Son séjour rochelais fut marqué en 1901 par «la guerre» que se livrèrent par pétitions et circulaires interposées la revue corporative Le Douanier, dont la lecture était alors largement répandue dans le service des brigades, et le directeur général des douanes Georges Bousquet qui dut en janvier 1902 demander à être relevé de ses fonctions.

La fin d'une brillante carrière, marquée par deux distinctions - Jean Paloc était Chevalier de la Légion d'Honneur et Chevalier de l'Ordre Impérial du Dragon d'Annam - , approchait. Le 1er février 1904, les Annales des Douanes annonçait que «par décret du 26 janvier 1904 M. Paloc (Jean) directeur des douanes de Ire classe à La Rochelle était admis sur sa demande à faire valoir ses droits à la retraite».

 

Jean Paloc mémorialiste

 

Retraité le 31 janvier 1904, Jean Paloc, que l'on prénommait en famille Lucius, se retira sur les bords du Bassin d'Arcachon.

Désormais directeur honoraire des Douanes, il entreprit bientôt de rédiger ses mémoires, restés jusqu'à ce jour inédits, tout en partageant son temps entre Arès et La Teste-de-Buch où il mourut le 31 décembre 1922.

Ce sont ses souvenirs, écrits de 1911 à 1913, ignorés des Annales des Douanes et pieusement conservés par sa famille, qui sont aujourd'hui publiés car ils ont paru mériter une plus large audience que le cercle familial ou celui de quelques érudits locaux. Ne s'adresse­-t-il pas en tout premier lieu à ses collègues douaniers ?

Il ne s'agit pas à proprement parler de mémoires: des pans entiers de la vie et de la carrière douanière de Jean Paloc sont, en effet, passés sous silence, l'épisode rochelais notamment.

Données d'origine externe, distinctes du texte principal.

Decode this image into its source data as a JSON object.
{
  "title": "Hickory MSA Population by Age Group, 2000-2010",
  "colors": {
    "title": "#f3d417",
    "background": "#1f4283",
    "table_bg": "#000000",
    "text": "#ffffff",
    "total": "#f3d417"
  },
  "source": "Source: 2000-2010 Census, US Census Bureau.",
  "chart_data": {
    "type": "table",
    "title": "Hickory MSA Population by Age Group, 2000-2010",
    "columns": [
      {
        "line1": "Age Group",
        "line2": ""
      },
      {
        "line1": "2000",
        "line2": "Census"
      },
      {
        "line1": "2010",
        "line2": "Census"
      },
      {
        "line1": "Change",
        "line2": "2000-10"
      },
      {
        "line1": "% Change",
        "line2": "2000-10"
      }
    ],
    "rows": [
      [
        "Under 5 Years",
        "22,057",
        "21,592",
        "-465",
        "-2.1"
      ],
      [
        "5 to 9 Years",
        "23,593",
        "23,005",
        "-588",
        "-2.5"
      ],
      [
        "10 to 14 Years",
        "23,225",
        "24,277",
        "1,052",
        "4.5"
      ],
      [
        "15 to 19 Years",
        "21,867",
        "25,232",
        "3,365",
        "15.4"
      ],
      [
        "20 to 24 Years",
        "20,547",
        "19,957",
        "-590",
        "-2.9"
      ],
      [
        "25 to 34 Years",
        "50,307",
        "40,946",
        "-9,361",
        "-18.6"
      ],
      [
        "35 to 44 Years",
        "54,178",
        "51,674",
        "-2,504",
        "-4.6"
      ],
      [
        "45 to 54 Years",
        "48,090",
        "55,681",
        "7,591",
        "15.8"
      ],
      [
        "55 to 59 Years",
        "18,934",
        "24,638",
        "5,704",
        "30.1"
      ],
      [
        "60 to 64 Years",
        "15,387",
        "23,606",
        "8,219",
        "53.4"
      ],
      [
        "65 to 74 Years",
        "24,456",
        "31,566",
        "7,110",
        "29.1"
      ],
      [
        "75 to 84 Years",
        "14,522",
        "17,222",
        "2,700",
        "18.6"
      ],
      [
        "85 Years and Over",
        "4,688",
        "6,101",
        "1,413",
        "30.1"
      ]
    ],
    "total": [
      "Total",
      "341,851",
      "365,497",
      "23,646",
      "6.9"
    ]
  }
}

Acteur et témoin, l'auteur a voulu avant tout relater d'une plume vive, souvent acerbe, quelquefois choquante pour un lecteur du XXe siècle finissant, ce qu'était la vie des douaniers dans la seconde moitié du XIXe siècle en «parcourant" une carrière pour le moins exemplaire, bien que non exceptionnelle. Nombreux sont en effet les directeurs régionaux des douanes qui, au siècle dernier, commencèrent leur carrière tout au bas de la hiérarchie, dans le service des brigades. L'un d'entre eux, Léon Allé, débuta comme matelot et accéda au poste de directeur général des douanes.

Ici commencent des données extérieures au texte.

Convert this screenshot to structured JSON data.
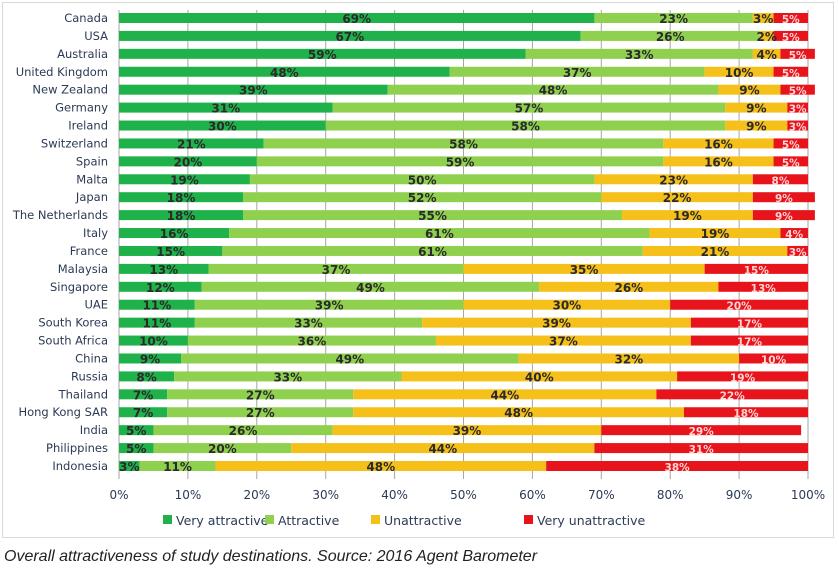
{
  "caption": "Overall attractiveness of study destinations. Source: 2016 Agent Barometer",
  "chart_data": {
    "type": "bar",
    "orientation": "horizontal",
    "stacked": "100%",
    "title": "",
    "xlabel": "",
    "ylabel": "",
    "xlim": [
      0,
      100
    ],
    "x_ticks": [
      "0%",
      "10%",
      "20%",
      "30%",
      "40%",
      "50%",
      "60%",
      "70%",
      "80%",
      "90%",
      "100%"
    ],
    "grid": true,
    "legend_position": "bottom",
    "categories": [
      "Canada",
      "USA",
      "Australia",
      "United Kingdom",
      "New Zealand",
      "Germany",
      "Ireland",
      "Switzerland",
      "Spain",
      "Malta",
      "Japan",
      "The Netherlands",
      "Italy",
      "France",
      "Malaysia",
      "Singapore",
      "UAE",
      "South Korea",
      "South Africa",
      "China",
      "Russia",
      "Thailand",
      "Hong Kong SAR",
      "India",
      "Philippines",
      "Indonesia"
    ],
    "series": [
      {
        "name": "Very attractive",
        "color": "#1fb24a",
        "values": [
          69,
          67,
          59,
          48,
          39,
          31,
          30,
          21,
          20,
          19,
          18,
          18,
          16,
          15,
          13,
          12,
          11,
          11,
          10,
          9,
          8,
          7,
          7,
          5,
          5,
          3
        ]
      },
      {
        "name": "Attractive",
        "color": "#8fd14f",
        "values": [
          23,
          26,
          33,
          37,
          48,
          57,
          58,
          58,
          59,
          50,
          52,
          55,
          61,
          61,
          37,
          49,
          39,
          33,
          36,
          49,
          33,
          27,
          27,
          26,
          20,
          11
        ]
      },
      {
        "name": "Unattractive",
        "color": "#f5c019",
        "values": [
          3,
          2,
          4,
          10,
          9,
          9,
          9,
          16,
          16,
          23,
          22,
          19,
          19,
          21,
          35,
          26,
          30,
          39,
          37,
          32,
          40,
          44,
          48,
          39,
          44,
          48
        ]
      },
      {
        "name": "Very unattractive",
        "color": "#e8141b",
        "values": [
          5,
          5,
          5,
          5,
          5,
          3,
          3,
          5,
          5,
          8,
          9,
          9,
          4,
          3,
          15,
          13,
          20,
          17,
          17,
          10,
          19,
          22,
          18,
          29,
          31,
          38
        ]
      }
    ]
  }
}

Le témoignage de Paloc prend d'autant plus de valeur qu'il existe peu de documents similaires dans la corporation douanière. Boucher de Perthes, avec ,<Sous dix rois", et Louis Gruyer, auteur des ,<Souvenirs d'un gabelou de Napoléon», n'ont guère eu d'émules. Qui plus est, dans ses évocations, Jean Paloc déborde largement du strict cadre douanier, apportant de précieuses informations pour l'histoire de régions telles que l'Aquitaine, le Nord et la Savoie. Quant à l'acteur Paloc, il exerce son sens critique sur des événements majeurs -la guerre de 1870-1871, l'annexion de la Savoie et le problème des zones franches -, mais aussi sur des sujets plus spécifiquement douaniers qui n'ont pas tous perdu de leur actualité, loin s'en faut: le déroulement des carrières, la notation des agents, le recrutement de directeurs généraux, les méthodes de l'Inspection des Finances, pour ne citer que quelques exemples.

Ainsi, au triple plan de l'histoire douanière, de l'histoire locale et de l'Histoire -la grande ? -, les souvenirs de Jean Paloc apparaissent comme une source de connaissances majeures, par certains côtés irremplaçables, quand on sait les destructions parisiennes et provinciales qu'ont subies les archives douanières.